Key Contributions and Methodology

The foundation of this research is the DeCaste framework, which is designed to assess and quantify caste biases in LLMs. This framework operates through two primary tasks:

  1. Stereotypical Word Association Task (SWAT): Employing an Implicit Bias Probing (IBP) strategy, SWAT evaluates how LLMs implicitly associate caste groups with stereotypical terms drawn from dimensions such as socio-cultural, economic, educational, and political contexts. By using structured prompts without direct mention of caste, the task seeks to reveal hidden biases embedded in model outputs.
  2. Persona-based Scenario Answering Task (PSAT): This task explores explicit biases using Explicit Bias Probing (EBP) methods, asking models to generate personas and answer questions in scenarios where caste may influence outcomes. It evaluates how distinctly caste-based roles are assigned in hypothetical real-life situations, highlighting biases in models' decision-making processes.

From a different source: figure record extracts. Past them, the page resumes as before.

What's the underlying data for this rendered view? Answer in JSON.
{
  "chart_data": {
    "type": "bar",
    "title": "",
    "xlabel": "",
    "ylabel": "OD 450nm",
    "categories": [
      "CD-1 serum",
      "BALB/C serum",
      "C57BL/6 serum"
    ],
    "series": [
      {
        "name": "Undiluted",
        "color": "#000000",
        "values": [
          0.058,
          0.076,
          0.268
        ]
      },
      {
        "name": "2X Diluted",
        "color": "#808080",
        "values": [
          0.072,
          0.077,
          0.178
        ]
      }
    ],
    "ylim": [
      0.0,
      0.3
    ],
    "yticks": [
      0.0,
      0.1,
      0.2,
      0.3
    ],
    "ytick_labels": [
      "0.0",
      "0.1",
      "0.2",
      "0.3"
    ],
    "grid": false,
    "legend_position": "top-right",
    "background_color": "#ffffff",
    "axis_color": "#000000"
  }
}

These tasks are ingeniously designed to dissect caste biases across multiple axes, offering a comprehensive examination of both implicit and explicit biases using various LLMs.

Experimental Insights

The analysis, encompassing nine distinct models, exposes that LLMs, regardless of their sophistication or size, tend to propagate stereotypes and biases inherited from their training data. Notably, state-of-the-art models like GPT-4o and LlaMa variants demonstrate measurable biases when tested against caste-related benchmarks. Results indicate that biases are pronounced not only in model-generated personas and scenario tasks but also in their implicit word associations. Statistical tests further substantiate the significance of these patterns, underscoring the systemic nature of caste-based discrimination mirrored in digital models.

Practical and Theoretical Implications

This research highlights the urgent need to address caste biases in AI systems, given their increasing integration in digital communications and decision-support systems. The propagation of such biases risks perpetuating historical prejudices, thereby affecting marginalized communities in real-world applications. From a theoretical perspective, the paper extends the discussions on social biases in AI, calling for more nuanced frameworks that accommodate diverse social hierarchies beyond Western-centric models.

Furthermore, it prompts the adoption of participatory research approaches to ensure models reflect and respect the complexities of social structures in non-Western contexts. By collaborating with social scientists and communities most affected by algorithmic biases, AI practitioners and researchers can enhance the representational fairness in LLMs.

Future Directions

Looking ahead, the paper advocates for further exploration and refinement of bias detection methodologies. The authors suggest expanding the analysis to include more languages and intersectional dimensions such as religious and gender biases, which frequently intersect with caste-related prejudice. Additionally, they highlight the need for robust bias mitigation strategies that can be integrated during various stages of model development, including pre-processing, training, and post-processing.

In conclusion, the DeCaste framework not only identifies but provides insightful methodologies for analyzing and addressing caste-related biases in LLMs. As AI continues to influence societal discourse, ensuring fairness across diverse cultural contexts becomes imperative, marking an essential step toward inclusive and ethical AI solutions.